A slow-moving system will dump three to six inches of rain on the lower Missouri Valley over the next three to four days, creating a dangerous flooding threat.
Some rivers in the area are high or near flood stage, and the ground is already saturated in many places, making the situation especially concerning.
The system will move from Oklahoma through Arkansas, Missouri, Kentucky, and Tennessee over the next several days, dumping torrential rains along the way. Urban flooding, stream flooding, and river flooding are expected.
Memphis and Nashville in Tennessee, Louisville, Kentucky, and Springfield, Missouri, will see localized downpours on top of an already saturated ground, causing much of it to run off.
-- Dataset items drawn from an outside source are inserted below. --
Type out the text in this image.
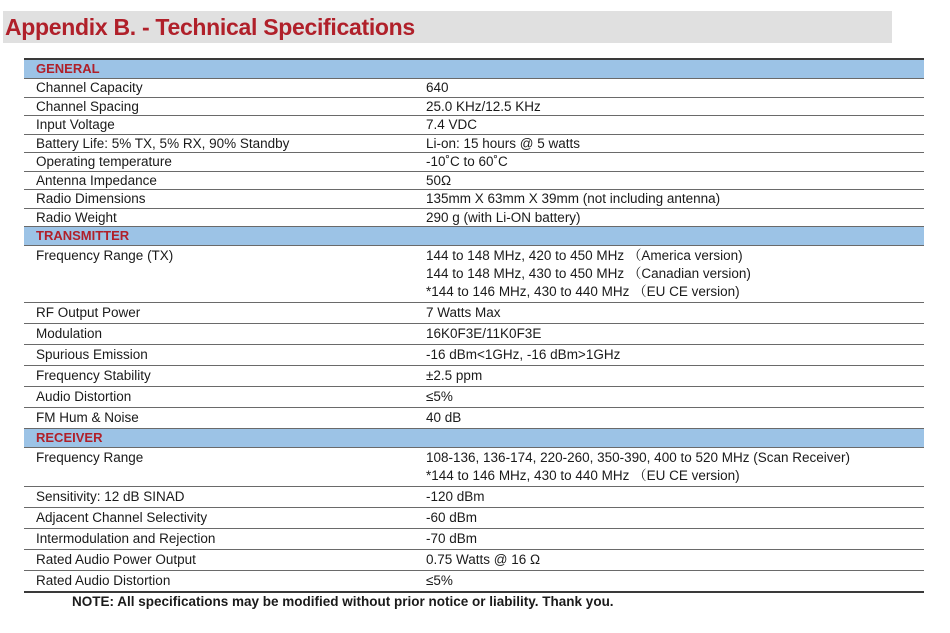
Appendix B. - Technical Specifications
GENERAL	
Channel Capacity	640

Channel Spacing	25.0 KHz/12.5 KHz

Input Voltage	7.4 VDC

Battery Life: 5% TX, 5% RX, 90% Standby	Li-on: 15 hours @ 5 watts

Operating temperature	-10˚C to 60˚C

Antenna Impedance	50Ω

Radio Dimensions	135mm X 63mm X 39mm (not including antenna)

Radio Weight	290 g (with Li-ON battery)

TRANSMITTER	
Frequency Range (TX)	144 to 148 MHz, 420 to 450 MHz （America version)
144 to 148 MHz, 430 to 450 MHz （Canadian version)
*144 to 146 MHz, 430 to 440 MHz （EU CE version)

RF Output Power	7 Watts Max

Modulation	16K0F3E/11K0F3E

Spurious Emission	-16 dBm<1GHz, -16 dBm>1GHz

Frequency Stability	±2.5 ppm

Audio Distortion	≤5%

FM Hum & Noise	40 dB

RECEIVER	
Frequency Range	108-136, 136-174, 220-260, 350-390, 400 to 520 MHz (Scan Receiver)
*144 to 146 MHz, 430 to 440 MHz （EU CE version)

Sensitivity: 12 dB SINAD	-120 dBm

Adjacent Channel Selectivity	-60 dBm

Intermodulation and Rejection	-70 dBm

Rated Audio Power Output	0.75 Watts @ 16 Ω

Rated Audio Distortion	≤5%
NOTE: All specifications may be modified without prior notice or liability. Thank you.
People living near small streams and rivers will be at greatest risk.
“It’s going to rain for days,” CNN Meteorologist Chad Myers said. “These storms are going to be popping up in the same spots that we had rain yesterday and the day before, and the day before, and that’s the real threat. The ground is really saturated.”
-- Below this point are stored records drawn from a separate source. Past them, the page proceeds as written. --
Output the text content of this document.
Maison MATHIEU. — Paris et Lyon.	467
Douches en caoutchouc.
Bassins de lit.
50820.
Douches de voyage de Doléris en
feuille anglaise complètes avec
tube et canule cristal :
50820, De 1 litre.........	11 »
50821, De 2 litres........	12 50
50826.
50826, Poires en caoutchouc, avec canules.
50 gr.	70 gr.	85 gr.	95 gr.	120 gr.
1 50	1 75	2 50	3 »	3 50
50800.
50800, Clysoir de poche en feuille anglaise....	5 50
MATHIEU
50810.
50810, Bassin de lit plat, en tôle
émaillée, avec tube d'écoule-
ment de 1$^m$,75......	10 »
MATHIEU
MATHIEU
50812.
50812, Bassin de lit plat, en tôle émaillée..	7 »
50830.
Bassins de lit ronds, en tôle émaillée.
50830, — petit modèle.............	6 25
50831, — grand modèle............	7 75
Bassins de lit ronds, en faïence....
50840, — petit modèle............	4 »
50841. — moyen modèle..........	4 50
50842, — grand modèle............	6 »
The National Weather Service has issued flash flood watches for parts of southern Illinois, southern Missouri, and western Kentucky as of Thursday. More are expected to be issued as the system moves east.
Tributaries near Memphis are already near flood stage, and localized heavy rain and low terrain will put the city and surrounding regions at a high risk for dangerous flooding. The Memphis area could see as much as 10 inches of localized rainfall, according to Myers. Evansville and Louisville, Kentucky, are also at a high risk due to nearby tributaries.
“There are many rivers that feed into the Ohio River and go right through these towns,” Myers said. “And they could come up very rapidly.”
More heavy rain may be on the way for Florida and parts of the East Coast from Tropical Storm Isaias, which is expected to impact the region this weekend.